Sukses Meniti Karir dari Bawah Setelah Meminum Air yang Diberi Doa Sang Ibu

Sosoknya memang tak lagi menjadi salah satu pembantu Presiden. Namun, perjalanan karirnya cukup mengesankan. Pasalnya, hanya mulai dari Pegawai Negeri Sipil (PNS) golongan II/A, ia mampu meraih puncak dengan menjabat sebagai seorang menteri. Kesuksesannya ternyata tak lepas dari doa sang ibu melalui air yang diminumnya seusai shalat tahajud. Lalu bagaimana sebenarnya mukjizat air minum dalam perjalanan karir dan hidup pria asli Dompu, Nusa Tenggara Barat ini?
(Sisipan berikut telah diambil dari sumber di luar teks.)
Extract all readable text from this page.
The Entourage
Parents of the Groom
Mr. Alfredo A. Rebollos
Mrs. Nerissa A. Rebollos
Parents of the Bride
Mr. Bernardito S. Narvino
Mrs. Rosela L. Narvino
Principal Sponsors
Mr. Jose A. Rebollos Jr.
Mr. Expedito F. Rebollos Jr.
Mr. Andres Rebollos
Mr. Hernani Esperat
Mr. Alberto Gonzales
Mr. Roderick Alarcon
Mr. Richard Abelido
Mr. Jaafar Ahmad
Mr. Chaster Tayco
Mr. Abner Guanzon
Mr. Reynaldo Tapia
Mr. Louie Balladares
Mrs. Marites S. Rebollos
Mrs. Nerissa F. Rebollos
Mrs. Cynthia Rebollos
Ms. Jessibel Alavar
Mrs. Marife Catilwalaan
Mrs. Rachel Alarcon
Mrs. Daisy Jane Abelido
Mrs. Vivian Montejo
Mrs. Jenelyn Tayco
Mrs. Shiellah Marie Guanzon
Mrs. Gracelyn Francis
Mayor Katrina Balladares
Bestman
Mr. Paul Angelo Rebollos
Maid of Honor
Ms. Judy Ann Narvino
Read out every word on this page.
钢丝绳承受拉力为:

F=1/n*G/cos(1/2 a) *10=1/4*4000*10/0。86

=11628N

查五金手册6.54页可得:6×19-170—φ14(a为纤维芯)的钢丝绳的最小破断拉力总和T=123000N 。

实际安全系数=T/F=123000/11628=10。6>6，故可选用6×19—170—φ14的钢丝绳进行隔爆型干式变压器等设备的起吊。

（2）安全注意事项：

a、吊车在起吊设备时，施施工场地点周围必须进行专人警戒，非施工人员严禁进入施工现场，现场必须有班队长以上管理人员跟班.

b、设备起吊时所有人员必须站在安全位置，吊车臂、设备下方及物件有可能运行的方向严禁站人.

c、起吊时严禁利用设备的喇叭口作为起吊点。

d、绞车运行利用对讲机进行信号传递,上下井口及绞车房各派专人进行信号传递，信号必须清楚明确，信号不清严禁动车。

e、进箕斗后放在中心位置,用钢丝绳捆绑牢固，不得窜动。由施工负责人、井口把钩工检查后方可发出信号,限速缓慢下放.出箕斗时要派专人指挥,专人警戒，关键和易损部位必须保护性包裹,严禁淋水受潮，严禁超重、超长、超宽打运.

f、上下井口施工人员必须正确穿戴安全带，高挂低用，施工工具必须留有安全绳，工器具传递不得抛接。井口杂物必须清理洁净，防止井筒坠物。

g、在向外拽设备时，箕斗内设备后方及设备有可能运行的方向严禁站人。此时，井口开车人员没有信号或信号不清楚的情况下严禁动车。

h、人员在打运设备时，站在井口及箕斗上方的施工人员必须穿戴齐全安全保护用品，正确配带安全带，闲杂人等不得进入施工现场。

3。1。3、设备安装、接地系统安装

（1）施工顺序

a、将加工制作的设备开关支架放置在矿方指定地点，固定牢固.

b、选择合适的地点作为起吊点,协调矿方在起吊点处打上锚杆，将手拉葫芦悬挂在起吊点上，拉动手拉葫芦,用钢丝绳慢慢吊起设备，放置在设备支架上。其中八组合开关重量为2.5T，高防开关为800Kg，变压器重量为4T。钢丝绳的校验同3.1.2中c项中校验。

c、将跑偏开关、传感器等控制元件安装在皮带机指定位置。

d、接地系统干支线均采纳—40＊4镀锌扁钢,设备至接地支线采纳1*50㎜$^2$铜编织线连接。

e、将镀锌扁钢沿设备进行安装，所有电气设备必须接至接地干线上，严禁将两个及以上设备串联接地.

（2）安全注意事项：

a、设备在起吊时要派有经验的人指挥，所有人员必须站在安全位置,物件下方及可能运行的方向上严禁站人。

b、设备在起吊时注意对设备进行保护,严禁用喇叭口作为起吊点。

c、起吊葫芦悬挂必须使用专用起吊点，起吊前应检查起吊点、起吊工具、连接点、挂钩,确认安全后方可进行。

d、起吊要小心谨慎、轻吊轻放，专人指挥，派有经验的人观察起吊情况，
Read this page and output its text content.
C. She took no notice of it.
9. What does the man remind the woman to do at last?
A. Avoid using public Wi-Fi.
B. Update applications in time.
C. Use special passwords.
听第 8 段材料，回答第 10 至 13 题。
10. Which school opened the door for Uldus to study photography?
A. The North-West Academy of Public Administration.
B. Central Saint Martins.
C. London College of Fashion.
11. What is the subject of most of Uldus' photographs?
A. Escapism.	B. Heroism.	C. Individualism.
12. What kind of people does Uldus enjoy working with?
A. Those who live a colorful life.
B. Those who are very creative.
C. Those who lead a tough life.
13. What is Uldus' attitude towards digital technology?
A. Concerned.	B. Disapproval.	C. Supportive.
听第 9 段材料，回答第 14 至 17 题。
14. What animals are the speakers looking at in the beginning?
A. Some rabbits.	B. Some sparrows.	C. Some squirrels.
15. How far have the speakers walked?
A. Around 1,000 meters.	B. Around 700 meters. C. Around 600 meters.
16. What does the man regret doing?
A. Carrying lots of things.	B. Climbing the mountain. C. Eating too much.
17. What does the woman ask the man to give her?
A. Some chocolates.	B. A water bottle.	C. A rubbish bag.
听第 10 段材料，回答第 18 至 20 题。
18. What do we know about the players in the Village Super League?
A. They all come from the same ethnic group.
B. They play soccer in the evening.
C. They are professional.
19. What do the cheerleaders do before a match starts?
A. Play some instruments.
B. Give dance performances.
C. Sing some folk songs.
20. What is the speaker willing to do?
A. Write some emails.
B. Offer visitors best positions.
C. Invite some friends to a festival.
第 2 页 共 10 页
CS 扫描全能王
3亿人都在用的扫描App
Sebuah rumah yang terletak di sebuah sudut perumahan di daerah Tomang nampak asri dengan banyaknya tanaman dan pepohonan di pekarangannya. Hampir tak ada yang istimewa dari rumah yang berukuran cukup besar tersebut. Keistimewaannya justru tergambar dari sosok pemilik rumah bernomor 1 itu. Pasalnya, seorang mantan menteri mendiami bangunan tersebut. Dialah Feisal Tamin, mantan Menteri Negara Pemberdayaan Aparatur Negara. Pria asli Nusa Tenggara Barat ini memang dikenal sebagai sosok mantan pejabat yang memiliki perjalanan hidup dan karir menarik. Pasalnya, ia benar-benar meniti karir dari bawah. Feisal memulai karirnya hanya dari seorang Pegawai Negeri Sipil (PNS) golongan II/A. Berkat kemampuan dan keinginannya yang kuat, ia lantas berhasil meraih puncak karirnya dengan menjabat menteri.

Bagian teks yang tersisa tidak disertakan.